Autre annonce, « une mission d'inspection » est créée pour lancer l'expérimentation de certificats d'économies d'intrants, comme le prévoit le projet de loi d'avenir pour l'agriculture. Les pesticides sont en outre au programme du 2e plan national santé environnement, dont un groupe de travail, sur le thème santé-environnement est présidé par… Gérard Bapt.
1 200 médecins ont signé une « alerte des médecins de France métropolitaine et des Antilles sur les pesticides », un texte porté par l'association Alerte des médecins limousins sur les pesticides (AMLP), l'Association Médicale Sauvegarde Environnement Santé (AMSES) et l'association EnVie Santé. Leur texte était présenté au Sénat le 30 janvier. « Médecins de terrain, nous avons constaté l'augmentation des maladies chroniques chez nos patients (cancers, troubles de la fertilité, maladies neurologiques, diabètes…).
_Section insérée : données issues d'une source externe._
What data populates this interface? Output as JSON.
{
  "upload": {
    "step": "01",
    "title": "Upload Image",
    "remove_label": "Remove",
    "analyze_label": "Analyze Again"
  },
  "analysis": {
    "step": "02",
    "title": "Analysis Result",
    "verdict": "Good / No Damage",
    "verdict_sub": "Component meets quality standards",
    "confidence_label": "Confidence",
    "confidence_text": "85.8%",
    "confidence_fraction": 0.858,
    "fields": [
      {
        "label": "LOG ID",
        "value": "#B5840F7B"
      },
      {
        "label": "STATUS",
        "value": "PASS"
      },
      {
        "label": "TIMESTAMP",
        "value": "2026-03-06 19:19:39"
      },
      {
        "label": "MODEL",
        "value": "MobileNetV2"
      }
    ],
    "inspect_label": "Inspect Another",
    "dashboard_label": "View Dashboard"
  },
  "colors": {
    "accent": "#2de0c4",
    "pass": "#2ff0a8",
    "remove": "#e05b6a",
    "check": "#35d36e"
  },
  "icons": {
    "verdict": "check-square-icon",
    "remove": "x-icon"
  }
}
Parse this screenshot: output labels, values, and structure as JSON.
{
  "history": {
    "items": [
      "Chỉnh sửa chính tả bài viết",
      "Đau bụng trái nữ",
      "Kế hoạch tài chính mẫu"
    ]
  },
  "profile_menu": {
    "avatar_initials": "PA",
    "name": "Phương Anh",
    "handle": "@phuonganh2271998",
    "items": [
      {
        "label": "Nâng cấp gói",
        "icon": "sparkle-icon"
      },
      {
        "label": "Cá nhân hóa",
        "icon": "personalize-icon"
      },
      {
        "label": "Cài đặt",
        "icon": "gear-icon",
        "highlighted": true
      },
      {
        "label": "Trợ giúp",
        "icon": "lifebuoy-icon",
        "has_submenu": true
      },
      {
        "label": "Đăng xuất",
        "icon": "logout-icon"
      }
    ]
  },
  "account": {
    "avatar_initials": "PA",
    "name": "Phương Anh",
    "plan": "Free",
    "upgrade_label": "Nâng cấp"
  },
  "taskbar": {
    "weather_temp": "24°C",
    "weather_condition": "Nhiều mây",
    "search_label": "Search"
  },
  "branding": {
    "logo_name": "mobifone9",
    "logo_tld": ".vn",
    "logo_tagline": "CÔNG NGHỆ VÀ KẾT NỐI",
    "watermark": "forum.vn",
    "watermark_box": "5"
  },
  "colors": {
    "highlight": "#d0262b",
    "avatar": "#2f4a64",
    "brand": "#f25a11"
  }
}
Nous avons aussi constaté que les preuves des la responsabilité de substances chimiques très largement répandues dans l'environnement s'accumulaient. Bien que les pesticides ne soient pas seuls en cause, nous tenons à exprimer publiquement notre souhait que, face aux dangers de ces produits, les politiques agricoles, économiques et de santé publique soient enfin efficacement mises en œuvre », explique l'appel des médecins.
Les 1200 signataires demandent donc :
– la reconnaissance de nouveaux tableaux de maladies professionnelles agricoles liées aux pesticides, citant les lymphomes, et certains cancers, dont celui de la prostate, pour lesquels des études montrent un lien entre exposition professionnelle et apparition de la maladie.
– la protection des populations via l'arrêt complet des dérogations à l'interdiction d'épandage aériens, des mesures de réduction des risques pour les populations riveraines de terrains agricoles, l'interdiction des pesticides en zones non agricoles, la suppression des résidus de perturbateurs endocriniens dans l'alimentation.
– Pour les autorisations de mise en marché, les médecins proposent que l'Anses choisisse elle-même des laboratoires qui réalisent les tests demandés aux firmes dans le dossier de demande d'autorisation, et que les trois ministères (Agriculture, Santé et Environnement) délivrent conjointement les autorisations.
– A l'échelle européenne, ces signataires demandent que les perturbateurs endocriniens soient assimilés à des substances sans seuil et que les effets à faible dose et les effets cocktail soient étudiés. Le texte de l'alerte demande de promouvoir l'agriculture biologique.
« La mobilisation du monde médical est pour nous fondamentale », a réagi Nicole Bonnefoy, sénatrice PS, dénonçant sur ce sujet une « omerta du monde médical » et du monde agricole.